The County Court only imposed one term of imprisonment for criminally negligent homicide, despite the fact that Senisi was convicted of two counts of this crime (see, People v Sturgis, 69 NY2d 816). It is unclear as to which count the term of imprisonment was imposed. In light of the particular circumstances of this case, we vacate the sentences imposed upon the remaining convictions and remit for resentencing (cf., People v Chestnut, supra).
We have examined Senisi’s remaining contention and find it to be without merit (see, People v Williams, 161 AD2d 295; People v Oliver, 134 AD2d 533; People v Mills, 103 AD2d 379; see also, People v Killane, — AD2d —, supra).
Therefore, the judgment is modified, as a matter of discretion in the interest of justice, by reversing the conviction of criminally negligent homicide under the second count of the indictment, dismissing that count of the indictment, and vacating the sentences imposed thereon and on the remaining counts; as so modified, the judgment is affirmed, and the matter is remitted to the County Court, Suffolk County, for sentencing on the remaining counts.
*383Sullivan, Cupertino and Pizzuto, JJ., concur.

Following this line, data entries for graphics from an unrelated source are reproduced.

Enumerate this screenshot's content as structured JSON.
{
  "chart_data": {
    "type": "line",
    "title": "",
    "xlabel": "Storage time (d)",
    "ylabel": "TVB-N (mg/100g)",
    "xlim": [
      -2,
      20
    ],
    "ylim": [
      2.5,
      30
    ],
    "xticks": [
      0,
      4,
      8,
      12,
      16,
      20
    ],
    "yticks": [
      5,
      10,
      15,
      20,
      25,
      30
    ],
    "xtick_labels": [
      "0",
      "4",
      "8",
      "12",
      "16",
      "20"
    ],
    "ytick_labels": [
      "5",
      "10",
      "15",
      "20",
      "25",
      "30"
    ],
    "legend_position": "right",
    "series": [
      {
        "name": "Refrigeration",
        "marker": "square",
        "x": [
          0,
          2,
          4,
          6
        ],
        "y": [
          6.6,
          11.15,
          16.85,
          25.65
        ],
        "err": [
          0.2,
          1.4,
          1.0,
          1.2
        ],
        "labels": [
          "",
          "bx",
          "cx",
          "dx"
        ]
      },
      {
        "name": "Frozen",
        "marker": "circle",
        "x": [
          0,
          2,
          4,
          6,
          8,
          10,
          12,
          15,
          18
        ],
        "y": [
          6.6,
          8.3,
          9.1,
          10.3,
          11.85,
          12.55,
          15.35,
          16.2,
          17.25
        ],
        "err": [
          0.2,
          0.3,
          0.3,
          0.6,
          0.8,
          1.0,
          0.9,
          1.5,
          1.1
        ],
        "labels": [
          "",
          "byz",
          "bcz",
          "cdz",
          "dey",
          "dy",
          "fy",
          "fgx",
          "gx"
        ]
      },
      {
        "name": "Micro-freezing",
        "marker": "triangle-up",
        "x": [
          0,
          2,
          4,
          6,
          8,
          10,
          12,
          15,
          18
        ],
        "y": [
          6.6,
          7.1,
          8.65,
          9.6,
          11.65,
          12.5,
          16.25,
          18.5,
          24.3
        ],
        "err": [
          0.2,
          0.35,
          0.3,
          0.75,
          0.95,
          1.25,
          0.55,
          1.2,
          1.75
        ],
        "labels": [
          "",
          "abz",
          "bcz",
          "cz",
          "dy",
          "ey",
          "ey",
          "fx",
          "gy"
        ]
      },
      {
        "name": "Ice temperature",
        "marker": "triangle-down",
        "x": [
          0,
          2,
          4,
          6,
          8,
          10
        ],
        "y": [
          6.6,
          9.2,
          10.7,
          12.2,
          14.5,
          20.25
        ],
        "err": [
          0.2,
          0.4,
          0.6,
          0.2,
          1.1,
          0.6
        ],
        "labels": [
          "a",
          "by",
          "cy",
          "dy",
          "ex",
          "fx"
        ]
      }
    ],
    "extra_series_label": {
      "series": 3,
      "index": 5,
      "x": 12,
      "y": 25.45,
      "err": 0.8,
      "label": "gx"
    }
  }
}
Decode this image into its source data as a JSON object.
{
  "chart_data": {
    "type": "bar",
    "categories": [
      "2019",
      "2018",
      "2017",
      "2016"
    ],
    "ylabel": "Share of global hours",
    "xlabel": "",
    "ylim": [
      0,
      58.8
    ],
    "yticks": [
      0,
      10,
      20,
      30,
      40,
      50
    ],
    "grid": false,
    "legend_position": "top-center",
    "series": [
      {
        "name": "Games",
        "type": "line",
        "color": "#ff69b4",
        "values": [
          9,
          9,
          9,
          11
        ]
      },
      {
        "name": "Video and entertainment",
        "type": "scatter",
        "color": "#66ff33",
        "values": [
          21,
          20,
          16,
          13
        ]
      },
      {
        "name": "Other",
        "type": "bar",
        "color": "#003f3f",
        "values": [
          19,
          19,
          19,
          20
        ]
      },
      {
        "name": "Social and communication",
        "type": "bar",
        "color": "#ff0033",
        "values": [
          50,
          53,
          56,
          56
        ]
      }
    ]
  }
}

Ordered that the judgment is modified, as a matter of discretion in the interest of justice, by reversing the defendant’s conviction of criminally negligent homicide under the second count of the indictment, dismissing that count of the indictment, and vacating the sentences imposed thereon and on the remaining counts; as so modified, the judgment is affirmed, and the matter is remitted to the County Court, Suffolk County, for resentencing on the remaining counts.